Vancouver: A City for All Women, Women’s Equity Strategy 2018-2028 (pdf) was unanimously adopted by City Council in January 2018. The policy builds on the foundational work started with the City’s 2005 Gender Equality Plan (the first such municipal plan in Canada) and sheds light on many of the barriers which continue to limit the full participation and contributions of all self-identified women. The strategy sets out specific goals and targets to address these barriers, recognizing that the full inclusion of all residents is fundamental to creating a city which is diverse, welcoming, vibrant, economically successful, and environmentally sustainable.

Women's Equity strategy


The strategy, including the overarching theme of intersectionality, has the potential to transform design and programming in the city, making spaces and urban culture more open and safe for all women to access.

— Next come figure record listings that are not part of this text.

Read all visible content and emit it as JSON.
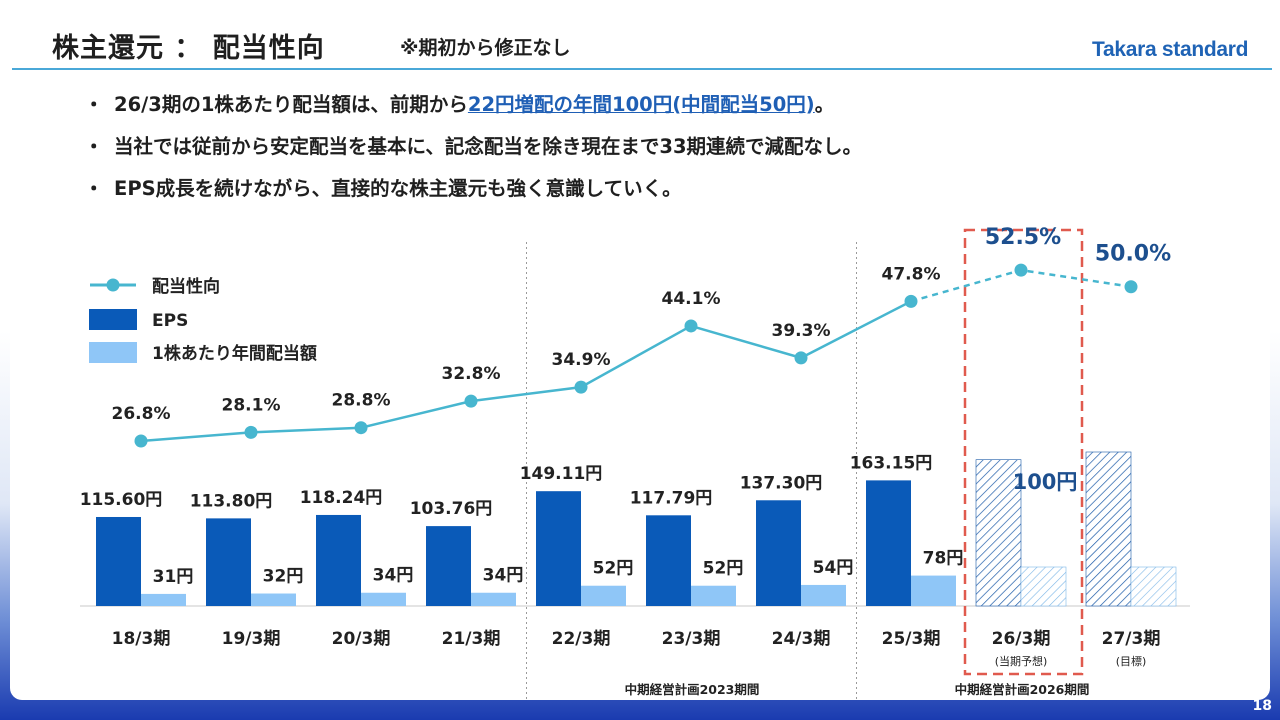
{
  "header": {
    "title": "株主還元 ： 配当性向",
    "subtitle": "※期初から修正なし",
    "logo": "Takara standard",
    "page_number": "18"
  },
  "bullets": [
    {
      "marker": "・",
      "prefix": "26/3期の1株あたり配当額は、前期から",
      "highlight": "22円増配の年間100円(中間配当50円)",
      "suffix": "。"
    },
    {
      "marker": "・",
      "prefix": "当社では従前から安定配当を基本に、記念配当を除き現在まで33期連続で減配なし。",
      "highlight": "",
      "suffix": ""
    },
    {
      "marker": "・",
      "prefix": "EPS成長を続けながら、直接的な株主還元も強く意識していく。",
      "highlight": "",
      "suffix": ""
    }
  ],
  "colors": {
    "eps": "#0a5ab8",
    "dividend": "#8fc6f7",
    "payout_line": "#47b6cf",
    "forecast_pct": "#1d4f8e",
    "forecast_box": "#e05a4e",
    "accent_text": "#1f5fb5"
  },
  "chart_data": {
    "type": "bar",
    "categories": [
      "18/3期",
      "19/3期",
      "20/3期",
      "21/3期",
      "22/3期",
      "23/3期",
      "24/3期",
      "25/3期",
      "26/3期",
      "27/3期"
    ],
    "category_notes": [
      "",
      "",
      "",
      "",
      "",
      "",
      "",
      "",
      "(当期予想)",
      "(目標)"
    ],
    "series": [
      {
        "name": "EPS",
        "values": [
          115.6,
          113.8,
          118.24,
          103.76,
          149.11,
          117.79,
          137.3,
          163.15,
          190.0,
          200.0
        ],
        "labels": [
          "115.60円",
          "113.80円",
          "118.24円",
          "103.76円",
          "149.11円",
          "117.79円",
          "137.30円",
          "163.15円",
          "",
          ""
        ],
        "forecast_from_index": 8
      },
      {
        "name": "1株あたり年間配当額",
        "values": [
          31,
          32,
          34,
          34,
          52,
          52,
          54,
          78,
          100,
          100
        ],
        "labels": [
          "31円",
          "32円",
          "34円",
          "34円",
          "52円",
          "52円",
          "54円",
          "78円",
          "100円",
          ""
        ],
        "forecast_from_index": 8
      },
      {
        "name": "配当性向",
        "type": "line",
        "values": [
          26.8,
          28.1,
          28.8,
          32.8,
          34.9,
          44.1,
          39.3,
          47.8,
          52.5,
          50.0
        ],
        "labels": [
          "26.8%",
          "28.1%",
          "28.8%",
          "32.8%",
          "34.9%",
          "44.1%",
          "39.3%",
          "47.8%",
          "52.5%",
          "50.0%"
        ],
        "dashed_from_index": 7
      }
    ],
    "legend": [
      "配当性向",
      "EPS",
      "1株あたり年間配当額"
    ],
    "legend_position": "top-left",
    "period_labels": [
      {
        "text": "中期経営計画2023期間",
        "categories": [
          "22/3期",
          "23/3期",
          "24/3期"
        ]
      },
      {
        "text": "中期経営計画2026期間",
        "categories": [
          "25/3期",
          "26/3期",
          "27/3期"
        ]
      }
    ],
    "highlighted_category": "26/3期",
    "grid": false
  }
}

Fundamentally, an intersectional framework prioritizes removing barriers particularly for those whose lives are complicated by having multiple stigmatized or underprivileged identities, such as race, ability, sexual orientation, and more.

The first phase of the strategy focuses on several themes: childcare, safety, housing, and leadership and representation. Each theme has a number of actions for phase one, aimed at improving the lives of women in the city. Leadership and representation has particularly robust goals in phase one, looking to increase the numbers of women in jobs where they were previously under-represented, and removing barriers to women working and thriving as city staff and elected officials.

Some suggested the targets will make the city safe for all, not just women. Others questioned whether the strategy was a planning milestone and whether equity could be achieved solely by altering physical form.

The significance will lie in its implementation, not the approval of strategy.


The process of creating the 2018 Strategy gathered a wide range of voices and recommendations from community groups, individuals, and “subject experts”. The Women’s Advisory Committee was a result of the foundational work for the strategy and was instrumental in the creation of Women Transforming Cities, a city-wide NGO that continues this work in the community.
The Women’s Advisory Committee, identified as a key player in the original motion to Council for the new strategy, contributed hundreds of working-hours to the development of the Strategy, and recommended the five themes that were taken up as phase one priorities.

The phase one actions are concrete, and each is assigned to a department within the City, to ensure measurable success.
Further phases in the ten-year plan will be determined by an Action Team, with reference to the many recommendations collected from the community and WAC, which appear in the appendix of the strategy.

As a follow-up to the unanimous Council approval of the strategy, the WAC held a public forum to inform the community of the details and actions of the strategy, and to encourage further public participation and monitoring of the strategy’s progress.